Tre fascicoli e decine di documenti che dimostrano nero su bianco quello che le autorità ecclesiastiche sapevano dei preti accusati di molestie al Provolo di Verona, questo è quanto è stato depositato pochi giorni fa presso la Procura della Repubblica di Verona e che tra pochi giorni sarà anche nella disponibilità dei due PM argentini che stanno indagando su don Nicola Corradi.
Tre denunce nelle quali si chiede all’Autorità Giudiziaria che vengano verificate ed eventualmente ravvisate una serie di ipotesi di reato tra cui le responsabilità omissive delle gerarchie ecclesiastiche che senza dubbio sapevano dal 2009 della pericolosità di quel prete.
Il primo precedente in Italia si creò nel 2012 a Savona quando il giudice per le indagini preliminari Fiorenza Giorgi ravvisò le pesanti responsabilità omissive di un vescovo, Dante Lafranconi il quale pur sapendo delle tendenze pedofile di uno dei suoi sacerdoti nulla fece per impedire che questi continuasse ad abusare di altri minori.
Il principio giuridico che in Italia incastrò il monsignore lo troviamo nel secondo comma dell’articolo 40 del codice penale che recita “non impedire un evento che sia ha l’obbligo giuridico di impedire, equivale a cagionarlo”.
Questo principio giuridico, anche se in una formula differente e ancora poco sviluppata, lo troviamo nell’articolo 108 del codice penale argentino che a quanto ci conferma anche l’avvocato Carlos Lombardi da un po’ di tempo la giurisprudenza argentina sta discutendo nelle varie forme di applicazione e che potrebbe costare caro ai responsabili giuridici del Provolo argentino e delle diocesi di Mendoza e La Plata.
Chissà se Bergoglio quando era arcivescovo di Buenos Aires fu anche lui informato sullo scandalo dell’Istituto Provolo di Verona e chissà se sapeva della pericolosità di don Corradi.
Ma diventato Papa fu informato, ben tre volte e non solo su don Corradi ma anche su almeno altri 14 preti accusati di abusi dagli ex allievi del Provolo, ma volle far finta di niente e oggi la Santa Sede sprofonda in un vergognoso e assordante silenzio tipico della chiesa che vive ancora di sole chiacchere e proclami a mezzo stampa ma si dimentica puntualmente il passo più importante, i fatti.
Il 9 maggio 2014 una delle testate di informazione più quotate d’Italia “TGcom 24 Mediaset” divulgò un video prodotto dalla Rete L’ABUSO che fu ripreso da tutte le testate nazionali italiane e da molte altre in tutto il mondo, indirizzato proprio a Papa Francesco.

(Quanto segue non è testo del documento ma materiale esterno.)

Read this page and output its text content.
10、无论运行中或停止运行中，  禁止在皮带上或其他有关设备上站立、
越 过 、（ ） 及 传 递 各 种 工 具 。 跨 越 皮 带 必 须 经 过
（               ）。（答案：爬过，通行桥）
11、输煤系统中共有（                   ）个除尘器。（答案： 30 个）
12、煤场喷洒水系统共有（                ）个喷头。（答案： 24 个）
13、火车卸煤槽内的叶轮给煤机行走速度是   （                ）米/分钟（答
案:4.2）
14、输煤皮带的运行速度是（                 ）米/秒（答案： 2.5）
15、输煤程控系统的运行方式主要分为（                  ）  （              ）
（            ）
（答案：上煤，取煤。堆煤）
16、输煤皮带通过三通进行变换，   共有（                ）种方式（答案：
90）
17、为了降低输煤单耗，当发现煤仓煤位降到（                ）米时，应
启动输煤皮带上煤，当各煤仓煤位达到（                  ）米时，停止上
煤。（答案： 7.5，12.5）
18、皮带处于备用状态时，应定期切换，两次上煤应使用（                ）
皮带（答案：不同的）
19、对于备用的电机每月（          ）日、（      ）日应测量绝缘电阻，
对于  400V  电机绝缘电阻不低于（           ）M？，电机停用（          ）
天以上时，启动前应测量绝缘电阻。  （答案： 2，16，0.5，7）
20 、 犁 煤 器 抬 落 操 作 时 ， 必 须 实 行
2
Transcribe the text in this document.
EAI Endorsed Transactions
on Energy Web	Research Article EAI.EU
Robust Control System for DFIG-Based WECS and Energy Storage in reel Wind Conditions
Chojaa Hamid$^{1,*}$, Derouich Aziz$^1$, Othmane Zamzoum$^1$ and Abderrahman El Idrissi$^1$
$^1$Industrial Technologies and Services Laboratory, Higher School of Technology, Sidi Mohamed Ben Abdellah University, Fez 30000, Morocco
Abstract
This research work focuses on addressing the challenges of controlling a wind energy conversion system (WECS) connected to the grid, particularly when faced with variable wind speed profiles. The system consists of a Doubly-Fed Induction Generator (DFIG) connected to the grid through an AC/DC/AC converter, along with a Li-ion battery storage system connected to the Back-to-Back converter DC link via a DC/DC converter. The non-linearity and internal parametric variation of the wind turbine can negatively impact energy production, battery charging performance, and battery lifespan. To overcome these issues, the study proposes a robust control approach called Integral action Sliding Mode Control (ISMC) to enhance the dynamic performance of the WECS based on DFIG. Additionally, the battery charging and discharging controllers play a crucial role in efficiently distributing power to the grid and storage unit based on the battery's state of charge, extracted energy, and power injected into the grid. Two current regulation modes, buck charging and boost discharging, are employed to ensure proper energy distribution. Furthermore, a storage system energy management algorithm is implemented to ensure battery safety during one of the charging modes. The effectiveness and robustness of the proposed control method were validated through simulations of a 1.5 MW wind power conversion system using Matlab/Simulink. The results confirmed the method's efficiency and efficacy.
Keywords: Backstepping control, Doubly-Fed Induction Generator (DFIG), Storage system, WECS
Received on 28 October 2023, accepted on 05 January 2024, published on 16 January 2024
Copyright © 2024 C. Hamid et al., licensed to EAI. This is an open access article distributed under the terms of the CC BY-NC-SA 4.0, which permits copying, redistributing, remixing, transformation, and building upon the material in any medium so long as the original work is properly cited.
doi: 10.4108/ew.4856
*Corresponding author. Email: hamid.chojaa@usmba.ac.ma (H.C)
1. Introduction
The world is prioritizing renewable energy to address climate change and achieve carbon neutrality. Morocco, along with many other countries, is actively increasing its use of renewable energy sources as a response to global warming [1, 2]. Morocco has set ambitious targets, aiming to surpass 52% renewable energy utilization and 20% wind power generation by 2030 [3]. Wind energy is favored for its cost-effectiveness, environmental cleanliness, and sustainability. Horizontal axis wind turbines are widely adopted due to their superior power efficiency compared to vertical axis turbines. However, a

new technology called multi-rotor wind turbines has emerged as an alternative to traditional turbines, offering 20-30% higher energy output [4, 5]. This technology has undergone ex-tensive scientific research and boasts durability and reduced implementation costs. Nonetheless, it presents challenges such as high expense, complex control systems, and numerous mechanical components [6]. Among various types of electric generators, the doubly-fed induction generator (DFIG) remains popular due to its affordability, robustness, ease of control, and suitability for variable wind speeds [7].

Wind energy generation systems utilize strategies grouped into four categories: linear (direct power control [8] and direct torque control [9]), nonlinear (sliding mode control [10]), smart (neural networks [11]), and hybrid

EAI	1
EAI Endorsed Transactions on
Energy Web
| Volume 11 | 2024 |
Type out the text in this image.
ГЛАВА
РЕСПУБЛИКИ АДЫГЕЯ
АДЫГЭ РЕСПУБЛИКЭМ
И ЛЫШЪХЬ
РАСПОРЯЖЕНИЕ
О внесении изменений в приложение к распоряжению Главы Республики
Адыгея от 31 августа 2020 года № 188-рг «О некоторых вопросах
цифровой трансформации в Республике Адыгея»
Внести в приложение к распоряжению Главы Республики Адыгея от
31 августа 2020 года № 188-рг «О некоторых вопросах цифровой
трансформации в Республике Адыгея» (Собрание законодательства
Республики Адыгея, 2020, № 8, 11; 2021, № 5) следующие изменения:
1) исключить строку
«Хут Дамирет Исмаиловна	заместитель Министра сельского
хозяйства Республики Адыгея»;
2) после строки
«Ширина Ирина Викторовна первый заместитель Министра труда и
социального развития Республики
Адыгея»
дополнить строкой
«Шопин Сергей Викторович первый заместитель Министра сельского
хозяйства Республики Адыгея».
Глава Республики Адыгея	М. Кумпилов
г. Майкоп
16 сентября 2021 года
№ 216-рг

In quel video recapitato alla Segreteria di Stato del Vaticano, 17 vittime tra cui anche alcuni ex allievi dell’Istituto Provolo di Verona ed un elenco di nomi tra cui quello di don Nicola Corradi.
Ma nessuno rispose mai a quelle vittime e così il 20 ottobre dello stesso anno l’Associazione Sordi Provolo di Verona inviò una lettera raccomandata al vescovo di Verona Giuseppe Zenti, alla Congregazione per la Dottrina della Fede e a Papa Francesco. In quella lettera nero su bianco ancora una volta il nome di Corradi e di altri 14 preti accusati di abusi, quattro di questi nascosti in Argentina.
La stessa lettera fu consegnata ancora una volta, il 28 ottobre 2015, questa volta direttamente nelle mani di Papa Francesco da una delle vittime del Provolo, Giuseppe C. (foto a destra).
Sentire oggi Papa Francesco dichiarare che “La chiesa piange per il dolore procurato dai sacerdoti” è oltraggioso, verso le vittime e verso tutti coloro che ancora si fidano della chiesa.
Il materiale allegato alle denunce e inviato alle tre autorità giudiziarie è tutto inedito e assume una grande importanza sotto l’aspetto investigativo perché permette agli inquirenti di ricostruire importanti passaggi di questo ennesimo scandalo.
E’ anche triste vedere che malgrado la pesantissima pronuncia che la Commissione Onu sui diritti dell’infanzia e dell’adolescenza fece nei confronti del Vaticano nel 2014, la chiesa continui a tutelare la sua immagine a qualunque costo fregandosene delle vittime e delle associazioni che le tutelano con le quali ha sempre rifiutato qualunque tipo di dialogo.
La gestione dei preti pedofili non può più rimanere nelle mani delle gerarchie ecclesiastiche e se Papa Francesco vuole davvero affrontare seriamente il problema ha un’unica via, quella di inserire per i vescovi l’obbligo della denuncia e affidare questi casi all’autorità giudiziaria dei paesi dove i crimini vengono commessi.